La mi-journée, la grève générale était peu perceptible dans les rues de Madrid. Les commerces sont restés ouverts et dans certains quartiers, comme la rue commerçante de Goya, les gens se promènent comme n'importe quel jour de la semaine. Autour de la Puerta del Sol en revanche, l'ambiance est plus chaude. Des manifestations, organisées par les syndicats minoritaires et les "indignés", ont commencé à rassembler étudiants, chômeurs et grévistes, une foule de mécontents qui n'ont qu'une envie, clamer haut et fort ce dont ils souffrent au présent et ce qu'ils craignent pour l'avenir. En voici quelques exemples.

 

"Nous sommes là pour notre fille, pour son avenir et le notre"

 

Puerta del Sol, Raul Rodriguez et Laura Bretel manifestent en silence, au côté des militants de Confédération nationale du travail (CNT) et des "indignés". Ils sont venus avec Emma, leur bébé de quatre mois, qui dort paisiblement malgré les sifflets et les chants des manifestants. Ils ne sont pas syndiqués, ne sont pas venus non plus en réponse à l’appel des indignés. "On est là pour elle, pour son avenir et le notre", explique Raul.

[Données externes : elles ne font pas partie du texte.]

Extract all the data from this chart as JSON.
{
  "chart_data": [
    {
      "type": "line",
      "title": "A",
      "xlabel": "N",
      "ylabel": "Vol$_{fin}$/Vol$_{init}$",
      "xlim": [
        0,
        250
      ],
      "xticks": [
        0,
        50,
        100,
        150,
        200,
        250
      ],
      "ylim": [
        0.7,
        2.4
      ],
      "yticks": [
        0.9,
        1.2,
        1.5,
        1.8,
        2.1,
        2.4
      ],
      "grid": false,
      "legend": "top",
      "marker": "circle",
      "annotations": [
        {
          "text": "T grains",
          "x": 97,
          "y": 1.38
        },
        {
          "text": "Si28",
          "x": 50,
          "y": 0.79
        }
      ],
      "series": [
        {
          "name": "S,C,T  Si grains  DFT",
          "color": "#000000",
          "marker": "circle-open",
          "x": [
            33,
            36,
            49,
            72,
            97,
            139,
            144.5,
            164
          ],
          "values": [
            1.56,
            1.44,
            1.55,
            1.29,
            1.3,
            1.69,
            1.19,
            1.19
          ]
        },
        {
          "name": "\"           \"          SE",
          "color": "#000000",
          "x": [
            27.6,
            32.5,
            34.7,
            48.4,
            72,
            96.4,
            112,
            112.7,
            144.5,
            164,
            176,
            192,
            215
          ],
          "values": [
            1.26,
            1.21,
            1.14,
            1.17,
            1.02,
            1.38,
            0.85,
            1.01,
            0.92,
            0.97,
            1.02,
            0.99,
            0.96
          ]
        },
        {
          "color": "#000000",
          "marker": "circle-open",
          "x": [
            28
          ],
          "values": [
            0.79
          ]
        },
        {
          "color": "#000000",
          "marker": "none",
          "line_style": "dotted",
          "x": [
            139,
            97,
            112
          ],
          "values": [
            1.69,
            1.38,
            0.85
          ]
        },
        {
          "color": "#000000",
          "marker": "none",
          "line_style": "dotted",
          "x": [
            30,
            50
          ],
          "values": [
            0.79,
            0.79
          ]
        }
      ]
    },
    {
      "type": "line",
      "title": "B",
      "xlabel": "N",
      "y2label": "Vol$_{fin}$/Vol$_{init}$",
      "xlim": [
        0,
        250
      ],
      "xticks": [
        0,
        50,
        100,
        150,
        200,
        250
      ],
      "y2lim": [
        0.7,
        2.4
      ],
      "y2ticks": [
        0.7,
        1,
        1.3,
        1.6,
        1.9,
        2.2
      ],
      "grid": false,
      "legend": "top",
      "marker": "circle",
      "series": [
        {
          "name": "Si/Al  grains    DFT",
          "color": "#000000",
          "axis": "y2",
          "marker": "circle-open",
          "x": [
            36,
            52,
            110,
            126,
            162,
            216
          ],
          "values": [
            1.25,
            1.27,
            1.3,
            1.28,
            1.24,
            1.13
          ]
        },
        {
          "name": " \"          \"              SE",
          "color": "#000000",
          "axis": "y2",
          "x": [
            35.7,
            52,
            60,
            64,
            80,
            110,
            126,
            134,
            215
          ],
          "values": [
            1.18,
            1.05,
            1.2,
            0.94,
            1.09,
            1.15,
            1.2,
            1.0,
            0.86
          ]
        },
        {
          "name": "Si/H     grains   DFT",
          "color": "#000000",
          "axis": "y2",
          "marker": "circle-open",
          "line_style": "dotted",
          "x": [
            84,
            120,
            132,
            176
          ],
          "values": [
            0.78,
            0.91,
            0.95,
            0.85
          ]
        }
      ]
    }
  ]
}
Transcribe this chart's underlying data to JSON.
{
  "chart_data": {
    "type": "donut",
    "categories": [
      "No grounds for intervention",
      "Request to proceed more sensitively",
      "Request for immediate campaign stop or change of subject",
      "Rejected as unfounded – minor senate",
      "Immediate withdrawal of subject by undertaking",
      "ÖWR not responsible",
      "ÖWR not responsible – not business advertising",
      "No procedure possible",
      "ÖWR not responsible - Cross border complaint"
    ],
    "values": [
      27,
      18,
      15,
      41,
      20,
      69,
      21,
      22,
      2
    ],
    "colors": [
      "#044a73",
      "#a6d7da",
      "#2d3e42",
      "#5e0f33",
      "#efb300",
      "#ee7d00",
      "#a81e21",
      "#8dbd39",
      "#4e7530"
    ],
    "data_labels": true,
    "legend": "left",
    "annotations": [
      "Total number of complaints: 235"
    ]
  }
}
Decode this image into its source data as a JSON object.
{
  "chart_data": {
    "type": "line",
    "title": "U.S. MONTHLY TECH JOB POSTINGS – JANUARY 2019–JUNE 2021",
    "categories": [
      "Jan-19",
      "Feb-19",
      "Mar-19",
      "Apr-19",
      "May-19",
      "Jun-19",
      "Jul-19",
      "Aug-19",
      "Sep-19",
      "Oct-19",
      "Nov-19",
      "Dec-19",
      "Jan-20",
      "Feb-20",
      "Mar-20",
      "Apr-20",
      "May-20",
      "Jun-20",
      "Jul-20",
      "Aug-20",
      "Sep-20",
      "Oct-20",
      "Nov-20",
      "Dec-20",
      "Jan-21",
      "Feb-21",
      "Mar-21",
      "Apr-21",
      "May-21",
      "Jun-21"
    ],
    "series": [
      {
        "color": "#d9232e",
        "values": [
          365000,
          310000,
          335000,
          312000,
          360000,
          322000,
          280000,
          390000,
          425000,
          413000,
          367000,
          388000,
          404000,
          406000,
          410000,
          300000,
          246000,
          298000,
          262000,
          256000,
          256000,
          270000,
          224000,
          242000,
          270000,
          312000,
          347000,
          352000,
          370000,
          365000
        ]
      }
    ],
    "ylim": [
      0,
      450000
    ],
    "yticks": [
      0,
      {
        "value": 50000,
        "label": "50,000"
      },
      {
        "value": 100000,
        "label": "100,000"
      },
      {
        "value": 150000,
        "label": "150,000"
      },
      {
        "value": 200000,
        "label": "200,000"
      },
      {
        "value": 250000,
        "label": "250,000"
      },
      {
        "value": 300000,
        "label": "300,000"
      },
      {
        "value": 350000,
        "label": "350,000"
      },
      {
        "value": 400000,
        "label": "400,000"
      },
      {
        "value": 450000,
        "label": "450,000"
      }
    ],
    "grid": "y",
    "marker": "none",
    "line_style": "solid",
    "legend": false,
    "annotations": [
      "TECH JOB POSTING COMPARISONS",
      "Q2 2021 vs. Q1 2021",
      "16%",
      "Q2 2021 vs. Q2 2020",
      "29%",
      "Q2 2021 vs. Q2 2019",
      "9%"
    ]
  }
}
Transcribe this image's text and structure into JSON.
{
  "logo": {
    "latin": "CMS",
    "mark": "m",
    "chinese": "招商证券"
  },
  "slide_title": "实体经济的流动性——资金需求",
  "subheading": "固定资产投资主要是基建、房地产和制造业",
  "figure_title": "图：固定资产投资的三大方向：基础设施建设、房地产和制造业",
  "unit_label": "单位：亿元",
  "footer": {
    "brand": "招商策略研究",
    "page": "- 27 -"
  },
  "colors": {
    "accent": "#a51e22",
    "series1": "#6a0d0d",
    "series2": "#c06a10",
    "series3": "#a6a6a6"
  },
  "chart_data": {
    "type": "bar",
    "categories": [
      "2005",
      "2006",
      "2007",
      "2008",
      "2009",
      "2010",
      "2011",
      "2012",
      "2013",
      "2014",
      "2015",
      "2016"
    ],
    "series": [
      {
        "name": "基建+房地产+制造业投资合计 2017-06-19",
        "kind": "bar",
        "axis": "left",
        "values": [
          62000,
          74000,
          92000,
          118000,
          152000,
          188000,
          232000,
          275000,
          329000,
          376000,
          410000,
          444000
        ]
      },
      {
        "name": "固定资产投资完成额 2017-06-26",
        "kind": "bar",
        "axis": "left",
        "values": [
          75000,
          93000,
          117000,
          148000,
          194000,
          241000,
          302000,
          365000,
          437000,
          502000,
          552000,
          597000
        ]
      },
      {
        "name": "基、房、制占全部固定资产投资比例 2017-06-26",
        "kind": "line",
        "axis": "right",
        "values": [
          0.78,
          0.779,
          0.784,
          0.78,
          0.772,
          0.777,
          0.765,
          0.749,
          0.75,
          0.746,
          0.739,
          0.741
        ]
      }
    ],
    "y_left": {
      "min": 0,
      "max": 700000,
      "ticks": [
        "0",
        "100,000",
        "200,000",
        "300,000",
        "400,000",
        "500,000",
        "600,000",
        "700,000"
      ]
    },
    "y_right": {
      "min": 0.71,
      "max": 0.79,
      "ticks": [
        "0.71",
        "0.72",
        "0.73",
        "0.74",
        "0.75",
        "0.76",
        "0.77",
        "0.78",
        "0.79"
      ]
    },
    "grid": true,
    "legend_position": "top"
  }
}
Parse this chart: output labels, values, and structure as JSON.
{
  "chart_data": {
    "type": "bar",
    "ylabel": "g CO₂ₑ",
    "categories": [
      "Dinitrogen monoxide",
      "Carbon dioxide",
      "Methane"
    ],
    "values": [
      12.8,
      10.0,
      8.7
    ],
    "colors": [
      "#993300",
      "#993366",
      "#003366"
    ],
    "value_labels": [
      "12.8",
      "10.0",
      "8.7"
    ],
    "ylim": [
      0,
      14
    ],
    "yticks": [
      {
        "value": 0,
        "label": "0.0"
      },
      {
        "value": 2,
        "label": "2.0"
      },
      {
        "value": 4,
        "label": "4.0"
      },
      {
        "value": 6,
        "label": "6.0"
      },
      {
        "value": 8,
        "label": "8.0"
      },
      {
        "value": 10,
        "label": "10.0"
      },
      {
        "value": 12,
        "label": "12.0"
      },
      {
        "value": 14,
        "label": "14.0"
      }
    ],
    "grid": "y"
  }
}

Le couple n'est pas venu protester seulement contre la réforme du marché du travail mais "contre les politiques qui se plient aux exigences capitalistes et qui ne s'intéressent qu'aux intérêts des entreprises".

Surtout, il craint que le gouvernement s'en prenne à l'éducation et à la santé, "nos droits essentiels". "Nous voulons juste vivre dignement."

Raul vient de retrouver un emploi d'informaticien après un an et demi de chômage. "J'ai dû accepter de baisser mon salaire de moitié, de 2 000 euros mensuels à 1 000 euros, ce que je gagnais quand j'avais 18 ans. Aujourd'hui, j'en ai 30 et un bébé..."

Sa femme, Laura, n'est pas dans une meilleure situation. En congé maternité, elle a appris que son employeur, le groupe industriel ThyssenKrupp, mettait en place un plan social qui affectera la moitié des salariés de l'usine métallurgique où elle travaille. "En septembre, je serai sans travail. Pourtant, l'entreprise fait des bénéfices. Ce plan social est simplement une question stratégique. Elle préfère investir dans les pays émergents, comme le Brésil, plutôt qu'en Espagne, où il n'y a plus de chantiers, plus de construction", explique-t-elle, déçue et inquiète, elle qui se considérait comme une privilégiée. "J'avais des conditions de travail très bonnes, avec un salaire de 21 000 euros annuel et de bons horaires. Aujourd'hui je sais que je devrai accepter un travail à 600 euros, sans doute à temps partiel parce que les entreprises ne font pas de facilités pour celles qui ont des enfants et que je ne pourrai plus faire d'heures supplémentaires..."

Raul et Laura n'ont pas voulu se mêler aux syndicats majoritaires, de plus en plus contestés par les travailleurs qui les accusent de ne pas réagir suffisamment rapidement, de ne pas veiller correctement aux droits de tous et de ne s'occuper que de leurs affiliés.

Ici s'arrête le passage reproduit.